C40 viering van het avondmaal
C40.1 De gemeente viert in haar kerkdiensten regelmatig het heilig avondmaal zoals het door Christus is ingesteld.
C40.2 De kerkenraad kan zijn medewerking verlenen aan een viering van het avondmaal aan huis of in bijvoorbeeld instellingen van gezondheidszorg, justitie of defensie.

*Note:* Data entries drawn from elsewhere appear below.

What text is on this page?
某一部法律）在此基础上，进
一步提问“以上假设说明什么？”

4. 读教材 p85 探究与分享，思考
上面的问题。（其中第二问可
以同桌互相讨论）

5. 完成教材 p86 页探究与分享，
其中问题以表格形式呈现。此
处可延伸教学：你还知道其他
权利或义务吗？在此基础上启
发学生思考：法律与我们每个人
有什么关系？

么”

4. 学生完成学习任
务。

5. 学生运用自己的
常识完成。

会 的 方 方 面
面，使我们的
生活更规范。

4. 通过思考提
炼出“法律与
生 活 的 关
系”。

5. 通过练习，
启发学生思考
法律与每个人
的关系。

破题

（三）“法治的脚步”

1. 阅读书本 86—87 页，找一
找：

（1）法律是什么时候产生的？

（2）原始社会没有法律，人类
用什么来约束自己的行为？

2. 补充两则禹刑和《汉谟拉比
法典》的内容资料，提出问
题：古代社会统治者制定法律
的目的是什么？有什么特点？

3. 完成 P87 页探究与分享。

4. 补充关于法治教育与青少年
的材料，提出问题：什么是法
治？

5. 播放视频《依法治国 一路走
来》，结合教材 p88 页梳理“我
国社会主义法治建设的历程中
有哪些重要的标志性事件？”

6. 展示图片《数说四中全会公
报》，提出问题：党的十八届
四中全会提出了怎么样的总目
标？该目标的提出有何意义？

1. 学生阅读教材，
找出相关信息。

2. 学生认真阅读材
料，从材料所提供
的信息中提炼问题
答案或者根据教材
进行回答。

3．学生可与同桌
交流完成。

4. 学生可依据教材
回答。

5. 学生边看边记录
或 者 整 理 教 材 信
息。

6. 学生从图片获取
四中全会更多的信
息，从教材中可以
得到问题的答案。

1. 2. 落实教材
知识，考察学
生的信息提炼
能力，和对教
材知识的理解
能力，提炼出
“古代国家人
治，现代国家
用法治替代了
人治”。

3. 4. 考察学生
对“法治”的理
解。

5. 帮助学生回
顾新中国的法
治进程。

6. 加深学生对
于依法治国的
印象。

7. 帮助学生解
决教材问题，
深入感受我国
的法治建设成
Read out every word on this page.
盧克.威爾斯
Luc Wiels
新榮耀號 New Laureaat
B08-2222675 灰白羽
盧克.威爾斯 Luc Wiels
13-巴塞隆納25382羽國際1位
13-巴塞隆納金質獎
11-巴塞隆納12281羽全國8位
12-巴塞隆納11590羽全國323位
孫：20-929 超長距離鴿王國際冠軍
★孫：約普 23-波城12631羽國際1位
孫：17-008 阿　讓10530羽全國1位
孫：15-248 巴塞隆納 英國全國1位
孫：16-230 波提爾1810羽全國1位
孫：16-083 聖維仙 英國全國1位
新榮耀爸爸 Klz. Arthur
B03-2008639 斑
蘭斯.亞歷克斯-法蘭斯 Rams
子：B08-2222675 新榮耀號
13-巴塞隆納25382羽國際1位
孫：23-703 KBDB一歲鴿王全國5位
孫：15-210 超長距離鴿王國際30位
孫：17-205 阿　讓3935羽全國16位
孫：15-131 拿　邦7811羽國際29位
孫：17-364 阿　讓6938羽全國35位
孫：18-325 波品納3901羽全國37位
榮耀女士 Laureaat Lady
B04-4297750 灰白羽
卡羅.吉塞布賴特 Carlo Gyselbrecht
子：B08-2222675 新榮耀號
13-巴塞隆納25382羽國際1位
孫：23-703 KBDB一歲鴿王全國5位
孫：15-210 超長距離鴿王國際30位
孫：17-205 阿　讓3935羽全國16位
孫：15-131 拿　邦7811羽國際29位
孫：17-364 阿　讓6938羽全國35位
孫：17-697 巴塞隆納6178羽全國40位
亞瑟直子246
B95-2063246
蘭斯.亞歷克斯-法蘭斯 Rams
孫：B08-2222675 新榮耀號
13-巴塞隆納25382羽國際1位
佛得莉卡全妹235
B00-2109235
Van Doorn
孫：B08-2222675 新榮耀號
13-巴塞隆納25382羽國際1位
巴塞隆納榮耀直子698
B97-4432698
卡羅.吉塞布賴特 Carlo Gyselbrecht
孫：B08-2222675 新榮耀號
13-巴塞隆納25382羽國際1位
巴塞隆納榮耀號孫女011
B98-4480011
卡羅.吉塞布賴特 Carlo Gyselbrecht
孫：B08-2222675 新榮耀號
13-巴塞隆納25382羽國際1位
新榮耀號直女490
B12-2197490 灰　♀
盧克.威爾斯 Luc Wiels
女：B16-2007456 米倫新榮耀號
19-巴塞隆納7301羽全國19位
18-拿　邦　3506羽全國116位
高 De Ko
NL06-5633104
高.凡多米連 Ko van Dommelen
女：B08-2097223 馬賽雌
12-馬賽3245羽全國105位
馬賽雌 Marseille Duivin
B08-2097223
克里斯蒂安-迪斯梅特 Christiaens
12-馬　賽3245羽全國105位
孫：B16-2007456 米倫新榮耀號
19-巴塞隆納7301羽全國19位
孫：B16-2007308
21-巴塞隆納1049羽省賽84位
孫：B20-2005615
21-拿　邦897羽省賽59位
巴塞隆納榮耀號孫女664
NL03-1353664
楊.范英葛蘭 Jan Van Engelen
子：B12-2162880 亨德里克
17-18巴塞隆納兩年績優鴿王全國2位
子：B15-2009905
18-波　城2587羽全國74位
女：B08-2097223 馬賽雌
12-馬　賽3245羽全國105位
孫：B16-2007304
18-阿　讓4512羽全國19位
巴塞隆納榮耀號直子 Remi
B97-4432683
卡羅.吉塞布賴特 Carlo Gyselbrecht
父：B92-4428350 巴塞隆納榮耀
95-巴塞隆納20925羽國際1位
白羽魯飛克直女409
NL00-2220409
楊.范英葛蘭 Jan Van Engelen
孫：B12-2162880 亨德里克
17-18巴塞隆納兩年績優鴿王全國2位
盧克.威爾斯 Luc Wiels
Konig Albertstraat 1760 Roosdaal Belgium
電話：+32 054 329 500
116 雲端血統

Consideratie classis Arnhem
Classis Arnhem stelt voor om na C40.1 een nieuw lid in te voegen, dat luidt als volgt:
“De bediening van de sacramenten valt onder de verantwoordelijkheid van de raad van oudsten (ouderlingen). Deze bediening zal altijd verbonden zijn met de verkondiging van het Evangelie. De kerkenraad zal een (of enkele) ouderling(en) aanwijzen, die, indien er geen predikant beschikbaar is, het sacrament van het avondmaal bedient”.
Enerzijds wordt hiermee beoogd de verantwoordelijkheid voor de sacramenten duidelijker bij de raad van oudsten te leggen, aldus de classis; anderzijds om van daaruit de avondmaalsviering o.l.v. een ouderling mogelijk te maken als er geen predikant beschikbaar is.

Preadvies deputaten
1. Het eerste deel van het classisvoorstel benadrukt de gezamenlijke verantwoordelijkheid van de kerkenraad (ouderlingen en predikant) voor de bediening van de sacramenten. Deputaten menen dat die echter niet ter discussie staat. Uit de hele serie bepalingen over de kerkdiensten, de inrichting daarvan, de bediening van de doop en de viering van het avondmaal – de artikelen C36 t/m C41, maar ook bijvoorbeeld B32.1 HKO – blijkt van deze verantwoordelijkheid van de kerkenraad als college. In diverse artikelen wordt er expliciet naar verwezen; in andere artikelen is het de impliciete grondgedachte.
2. Het eerste element lijkt in het voorstel dan ook meer te fungeren als opmaat voor het tweede, nl. dat de eigenlijke bediening van het avondmaal bij ontstentenis van een predikant ook mogelijk moet zijn door een ouderling. Immers is het toch een gedeelde verantwoordelijkheid, aldus de redenering.
3. Op dit punt raakt het voorstel aan art. B9.1, dat als primaire taak van de predikanten benoemt de verkondiging van het Evangelie en daarbij aansluitend de bediening van de sacramenten en het voorgaan in de gebeden. Van oudsher hebben de Gereformeerde Kerken voor de lijn gekozen dat de bediening van Woord en sacrament is opgedragen en wordt toevertrouwd aan de predikanten. Recentelijk is deze lijn bevestigd bij de generale regeling voor het preekconsent, zoals vastgesteld door de GS Zwolle-Zuid 2008 (Acta art. 16, besluit 5). Deze lijn is in B32.2 HKO gecontinueerd.
4. Terecht benadrukt de classis de verbondenheid van Woord en sacrament. Maar juist daarom is de bediening van beide aan de predikant toevertrouwd, zoals dat overigens ook in andere kerkgemeenschappen het geval is.
5. Deputaten menen dat de classis zich te weinig heeft geconfronteerd met de hier genoemde elementen. Ook geeft de classis niet aan wat dit volgens haar zou betekenen voor het sacrament van de doop. Na het hele Werkordetraject, waarin de bediening van Woord en sacrament steeds bij de predikant is gebleven, leent de vaststelling in tweede lezing zich naar oordeel van deputaten niet voor een ingrijpende verandering op dit punt.

|22|

6. Dit laatste spreekt des te meer vanwege het feit dat de classis haar voorstel vooral beargumenteert vanuit een (mogelijk) praktisch tekort aan beschikbare predikanten bij een toenemende frequentie van avondmaalsvieringen. Deputaten kunnen dit niet volledig overzien, maar hebben vooralsnog niet de indruk dat sprake is van een ernstig probleem.
7. Deputaten ontraden dan ook een algemene kerkordelijke regel te formuleren die avondmaalbediening door een ouderling mogelijk maakt.

Voorstel deputaten
C40 niet wijzigen.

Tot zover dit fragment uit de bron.